The best part for this viewer is that the movie allows us to see Bundy sentenced to death.
A. Freimann
Sam G Jnr
23/05/2023 03:27
For me True Crime Movies are always unsettling because you know the actual facts are true. It´s not some sort of Horror-Entertainment but the visual depiction of true life atrocity, which adds some sort of authentification fictional Films always struggle for. In this case one hell of cynical campy director walks on the edge of sensationalism, serial killer fandom, critics of death-penalty and honest depiction of a truly evil and disturbed person. Ted Bundy is the trustworthy, educated, well dressed guy who gets quiet a lot of girls, delves into sadism and necrophilia and raises hell for so many female victims. For friends of torture and sadism the film doesn´t deliver too much except one scene I won´t spoil. But try this: Identify with the female victim that is awfully abused and destroyed by this talky misanthrope mother****er while another victim has to watch in handcuffs. This is one scene where the director gets serious and doesn´t turn the act into farce. It would be hard to stand to go more into details in depicting the cruelties, so the director lays more focus to show the killer´s deformed personality in more close-to-life scenes. Decide for yourself if you would have had the balls to just film the killing of one victim after another for shock value while knowing maybe relatives of the victims will watch your movie. The film centers most of the time on the killers perspective or stays very close to him, whereas the female victims are portrait ranging from naive and unsuspicious to pretty tough (Carol DaRonch). We don´t get much of an idea why Ted turned into this acts except one unsatisfying self-explaining attempt to his girlfriend.

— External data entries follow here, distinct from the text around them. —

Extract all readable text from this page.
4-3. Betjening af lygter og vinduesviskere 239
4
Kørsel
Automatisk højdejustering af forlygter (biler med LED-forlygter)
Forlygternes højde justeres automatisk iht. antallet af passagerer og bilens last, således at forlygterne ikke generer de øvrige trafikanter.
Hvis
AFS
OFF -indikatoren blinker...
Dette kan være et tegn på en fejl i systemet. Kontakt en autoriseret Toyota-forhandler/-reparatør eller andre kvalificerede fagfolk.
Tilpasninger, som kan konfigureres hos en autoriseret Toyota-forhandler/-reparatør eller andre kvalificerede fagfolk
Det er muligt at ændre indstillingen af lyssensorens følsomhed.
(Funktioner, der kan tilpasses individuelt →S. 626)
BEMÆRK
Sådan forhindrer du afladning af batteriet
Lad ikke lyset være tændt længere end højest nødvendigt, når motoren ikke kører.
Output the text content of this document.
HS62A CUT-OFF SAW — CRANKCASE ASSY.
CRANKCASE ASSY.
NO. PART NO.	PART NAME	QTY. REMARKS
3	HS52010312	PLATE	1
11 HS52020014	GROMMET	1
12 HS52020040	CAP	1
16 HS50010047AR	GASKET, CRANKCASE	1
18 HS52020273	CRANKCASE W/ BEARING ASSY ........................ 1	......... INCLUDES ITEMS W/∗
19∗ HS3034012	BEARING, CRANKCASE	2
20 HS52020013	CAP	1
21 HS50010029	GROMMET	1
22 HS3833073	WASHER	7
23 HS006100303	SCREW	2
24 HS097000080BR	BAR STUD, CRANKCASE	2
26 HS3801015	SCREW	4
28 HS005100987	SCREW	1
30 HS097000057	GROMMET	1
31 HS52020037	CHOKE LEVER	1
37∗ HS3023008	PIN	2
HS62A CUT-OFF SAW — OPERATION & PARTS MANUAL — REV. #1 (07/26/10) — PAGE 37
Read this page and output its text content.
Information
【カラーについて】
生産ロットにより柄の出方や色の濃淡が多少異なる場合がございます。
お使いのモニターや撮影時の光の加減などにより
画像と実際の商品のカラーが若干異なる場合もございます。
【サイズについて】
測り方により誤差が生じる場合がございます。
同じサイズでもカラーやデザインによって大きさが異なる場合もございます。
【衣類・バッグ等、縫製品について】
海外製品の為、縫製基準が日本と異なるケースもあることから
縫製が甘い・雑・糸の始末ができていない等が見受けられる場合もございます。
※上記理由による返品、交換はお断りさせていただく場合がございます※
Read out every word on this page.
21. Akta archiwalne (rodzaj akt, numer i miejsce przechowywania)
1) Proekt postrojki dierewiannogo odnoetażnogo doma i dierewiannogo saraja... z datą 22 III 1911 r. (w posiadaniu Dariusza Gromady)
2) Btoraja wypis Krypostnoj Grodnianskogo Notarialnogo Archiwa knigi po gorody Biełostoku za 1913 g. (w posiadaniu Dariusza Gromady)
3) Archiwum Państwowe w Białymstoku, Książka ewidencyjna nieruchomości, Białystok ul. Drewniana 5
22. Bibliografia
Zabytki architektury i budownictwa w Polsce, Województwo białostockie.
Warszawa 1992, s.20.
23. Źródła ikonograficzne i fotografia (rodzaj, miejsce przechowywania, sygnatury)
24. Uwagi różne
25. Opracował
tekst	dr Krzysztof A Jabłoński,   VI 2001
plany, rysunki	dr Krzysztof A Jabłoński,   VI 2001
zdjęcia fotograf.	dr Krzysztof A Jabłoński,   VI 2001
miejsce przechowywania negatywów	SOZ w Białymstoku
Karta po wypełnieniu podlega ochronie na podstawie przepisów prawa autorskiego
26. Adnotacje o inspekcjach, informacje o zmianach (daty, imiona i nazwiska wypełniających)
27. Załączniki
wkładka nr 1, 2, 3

The film has production-weeknesses that could be intended, I don´t know how many times we saw the boom-mic. At first you think it´s a mistake, then you think it´s high-camp and later it adds some unintended trash-factor, as well as the relaxing soundtrack during the end-credits. The Film is probably more interesting if you know the facts already and you can identify what´s going on. As final result the movie gives Ted credit in how demented and tough in killing he was but a weakling in facing the consequences of his unhuman deeds. A truly despicable person with insight what hell is really like.